A minor tangent to the culmination this week of the separatism case against Uyghur scholar Ilham Tohti is uncertainty over how to deal with his name and avoid faux pas akin to calling President Xi “Mr. Jinping” (or, worse still, Eleven Jinping). Chinese scholar Wang Lixiong addressed the issue at the start of a recent interview with Ian Johnson for The New York Review of Books (previously covered on CDT here):
First, I’d like to clarify his name. His real name is just Ilham. For Uighurs, the second name isn’t their family name; it’s their father’s name. So if you call him Tohti or Mr. Tohti, you’re addressing his father! The meaning of the name Ilham Tohti is “Tohti’s son, Ilham.” But if Ilham had a son say named Mehmet, his name would be Mehmet Ilham, not Mehmet Tohti. [Source]
Similarly, his U.S.-based daughter is named Jewher Ilham.
Sydney University history lecturer David Brophy answered an appeal for confirmation on Twitter:
is there a definitive guide on how to treat uighurs' last names on second reference?
— Sui-Lee Wee 黄瑞黎 (@suilee) September 25, 2014
@goldkorn @suilee No, use of surnames varies. For IT Uyghurs write Ilham Tohti each mention. If have to abbrev. I'd say Ilham/Mr Tohti.
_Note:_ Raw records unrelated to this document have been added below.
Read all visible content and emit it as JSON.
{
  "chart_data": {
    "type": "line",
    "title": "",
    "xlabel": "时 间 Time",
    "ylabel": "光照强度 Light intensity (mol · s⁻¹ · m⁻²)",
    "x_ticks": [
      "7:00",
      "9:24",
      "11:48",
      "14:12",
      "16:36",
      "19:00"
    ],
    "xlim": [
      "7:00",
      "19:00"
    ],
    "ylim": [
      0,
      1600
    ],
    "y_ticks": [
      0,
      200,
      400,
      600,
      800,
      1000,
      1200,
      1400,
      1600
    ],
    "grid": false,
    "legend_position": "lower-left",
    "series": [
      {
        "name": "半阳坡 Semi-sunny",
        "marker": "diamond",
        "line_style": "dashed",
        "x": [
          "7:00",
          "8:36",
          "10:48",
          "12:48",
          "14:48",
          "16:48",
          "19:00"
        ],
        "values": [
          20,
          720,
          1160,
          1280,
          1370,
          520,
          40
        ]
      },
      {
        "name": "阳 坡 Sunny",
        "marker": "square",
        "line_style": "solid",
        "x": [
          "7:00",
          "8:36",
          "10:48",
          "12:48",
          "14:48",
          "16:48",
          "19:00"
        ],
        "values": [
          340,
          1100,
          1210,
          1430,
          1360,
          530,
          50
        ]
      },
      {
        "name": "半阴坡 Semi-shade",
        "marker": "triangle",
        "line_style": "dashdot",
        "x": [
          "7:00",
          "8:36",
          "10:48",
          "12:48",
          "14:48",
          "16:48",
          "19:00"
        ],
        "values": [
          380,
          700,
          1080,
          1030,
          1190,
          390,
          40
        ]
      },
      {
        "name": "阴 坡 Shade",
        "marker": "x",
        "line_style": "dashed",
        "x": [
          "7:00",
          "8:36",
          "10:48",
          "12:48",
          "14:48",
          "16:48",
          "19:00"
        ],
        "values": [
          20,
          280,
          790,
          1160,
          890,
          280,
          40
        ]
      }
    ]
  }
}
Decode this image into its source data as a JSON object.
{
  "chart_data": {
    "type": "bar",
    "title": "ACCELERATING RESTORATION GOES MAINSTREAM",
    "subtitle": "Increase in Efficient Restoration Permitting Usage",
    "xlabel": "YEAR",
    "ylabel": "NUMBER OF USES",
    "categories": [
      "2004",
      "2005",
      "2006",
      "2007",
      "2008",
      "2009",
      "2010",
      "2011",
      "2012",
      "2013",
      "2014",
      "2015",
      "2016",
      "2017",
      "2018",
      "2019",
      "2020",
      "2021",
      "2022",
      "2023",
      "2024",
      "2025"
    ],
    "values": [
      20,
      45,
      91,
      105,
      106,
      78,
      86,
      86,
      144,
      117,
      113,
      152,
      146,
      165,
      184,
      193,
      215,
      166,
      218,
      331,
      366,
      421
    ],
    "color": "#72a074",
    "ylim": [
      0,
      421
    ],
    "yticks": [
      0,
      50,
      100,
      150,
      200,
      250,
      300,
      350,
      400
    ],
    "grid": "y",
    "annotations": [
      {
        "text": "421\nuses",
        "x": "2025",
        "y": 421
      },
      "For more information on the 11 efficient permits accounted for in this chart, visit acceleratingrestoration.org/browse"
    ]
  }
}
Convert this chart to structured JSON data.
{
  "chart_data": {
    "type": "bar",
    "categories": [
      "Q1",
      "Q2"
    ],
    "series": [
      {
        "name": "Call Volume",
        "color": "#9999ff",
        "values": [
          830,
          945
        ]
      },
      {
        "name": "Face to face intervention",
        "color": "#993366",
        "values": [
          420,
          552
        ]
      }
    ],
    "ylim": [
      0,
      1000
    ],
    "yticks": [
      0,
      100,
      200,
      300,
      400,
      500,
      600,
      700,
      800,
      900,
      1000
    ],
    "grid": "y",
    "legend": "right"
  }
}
— David Brophy (@Dave_Brophy) September 25, 2014
@goldkorn @suilee Main thing I'd say is to avoid "Tohti." Then you're just talking about his dad.
— David Brophy (@Dave_Brophy) September 25, 2014
@samuel_wade @goldkorn @suilee He's right. In Uyghur you'd greet him Mr Ilham. Depends if u want translation or acceptable westernisation.